Advice from experienced copywriters
“The best advice I would give to a new copywriter is to practice and learn from the greats. Read good copywriting and then implement what you learn into your writing. Write (almost) every day.”–Ashley R. Cummings, freelance marketing writer and CMO of Reading With RIK
“Master And Evolve Your Storytelling Techniques. The ability to tell stories in an elaborate manner that blends in with the copy and tone of the brand you are writing for is critical in growing in the copywriting industry. In an age where AI tools are taking over and threatening the existence of copywriters, what sets you apart is your ability to tell stories and make the target audience relate to them in a manner that drives them to make a decision.”– Alvin Wei, Chief Marketing Officer and Head of Strategy at SEOAnt
“Don’t fall into the trap of comparing yourself to other copywriters. Just because someone else has a polished website and scores of glowing reviews doesn’t mean they’re any better at writing than you – they’re just further down the road. You’re on your own journey and running your own race.”– Carla Ellerby, Consultant at Composed Communication
Frequently asked questions
Which copywriting secret is most effective?
They’re all important but if I had to choose one then it would be secret number 1 which is “Leverage the right research techniques”. I believe even an average copywriter can achieve killer conversion rates just by deeply understanding the customer, niche, problem, and solution. Even the most skilled copywriter won’t have much success if they don’t know exactly who they’re writing for.

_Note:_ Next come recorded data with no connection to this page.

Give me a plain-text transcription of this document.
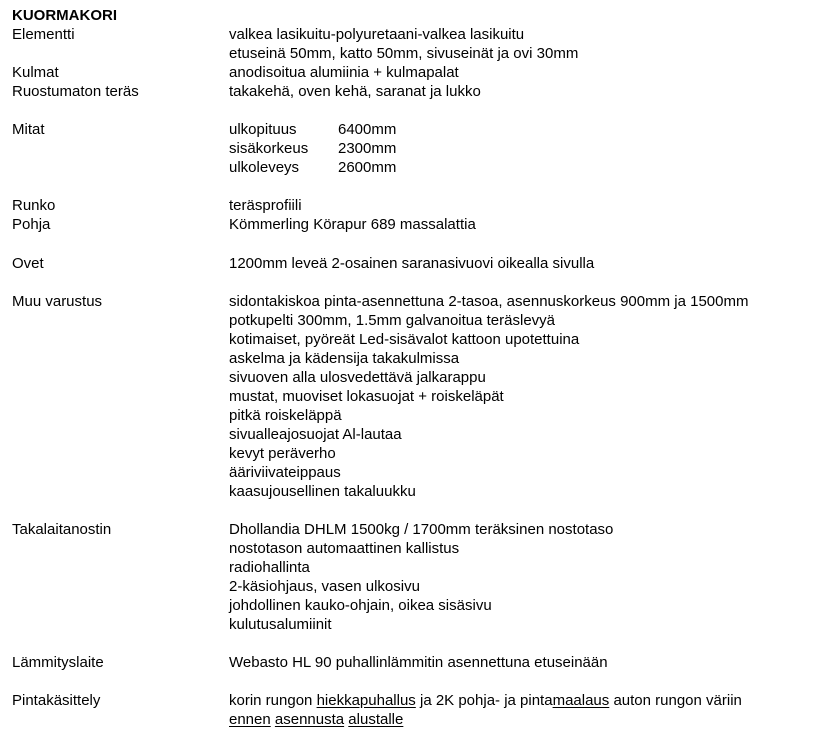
KUORMAKORI
Elementti	valkea lasikuitu-polyuretaani-valkea lasikuitu
etuseinä 50mm, katto 50mm, sivuseinät ja ovi 30mm
Kulmat	anodisoitua alumiinia + kulmapalat
Ruostumaton teräs	takakehä, oven kehä, saranat ja lukko
Mitat	ulkopituus	6400mm
sisäkorkeus 2300mm
ulkoleveys	2600mm
Runko	teräsprofiili
Pohja	Kömmerling Körapur 689 massalattia
Ovet	1200mm leveä 2-osainen saranasivuovi oikealla sivulla
Muu varustus	sidontakiskoa pinta-asennettuna 2-tasoa, asennuskorkeus 900mm ja 1500mm
potkupelti 300mm, 1.5mm galvanoitua teräslevyä
kotimaiset, pyöreät Led-sisävalot kattoon upotettuina
askelma ja kädensija takakulmissa
sivuoven alla ulosvedettävä jalkarappu
mustat, muoviset lokasuojat + roiskeläpät
pitkä roiskeläppä
sivualleajosuojat Al-lautaa
kevyt peräverho
ääriviivateippaus
kaasujousellinen takaluukku
Takalaitanostin	Dhollandia DHLM 1500kg / 1700mm teräksinen nostotaso
nostotason automaattinen kallistus
radiohallinta
2-käsiohjaus, vasen ulkosivu
johdollinen kauko-ohjain, oikea sisäsivu
kulutusalumiinit
Lämmityslaite	Webasto HL 90 puhallinlämmitin asennettuna etuseinään
Pintakäsittely	korin rungon hiekkapuhallus ja 2K pohja- ja pintamaalaus auton rungon väriin
ennen asennusta alustalle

What is the easiest way to write copy?
The easiest approach to copywriting is to lean into your research, your swipe file, and your proven formulas. Similar to software developers, we copywriters should not write every word from scratch.
What are the dos and don’ts of copywriting?
– Do front-load research before writing any copy
– Do reference your swipe file
– Do reference proven formulas
– Do test your copy frequently and save the best results
– Don’t write from scratch with no guidance
– Don’t guess what the readers' problems are
– Don’t write large walls of text without relevant headings
– Don’t write general copy that targets everyone
These secrets of copywriting will help you go further, and faster. Similar to The Simple Science of Copywriting. However, they won’t solve all of your problems. This is why it's important to lean on research, statistics, and proven formulas.
I also want to make it clear that the reason I’m able to come across these golden nuggets of information is that I try new things often. I’m always testing new formulas or heuristics, looking at new strategies, or trying new tools.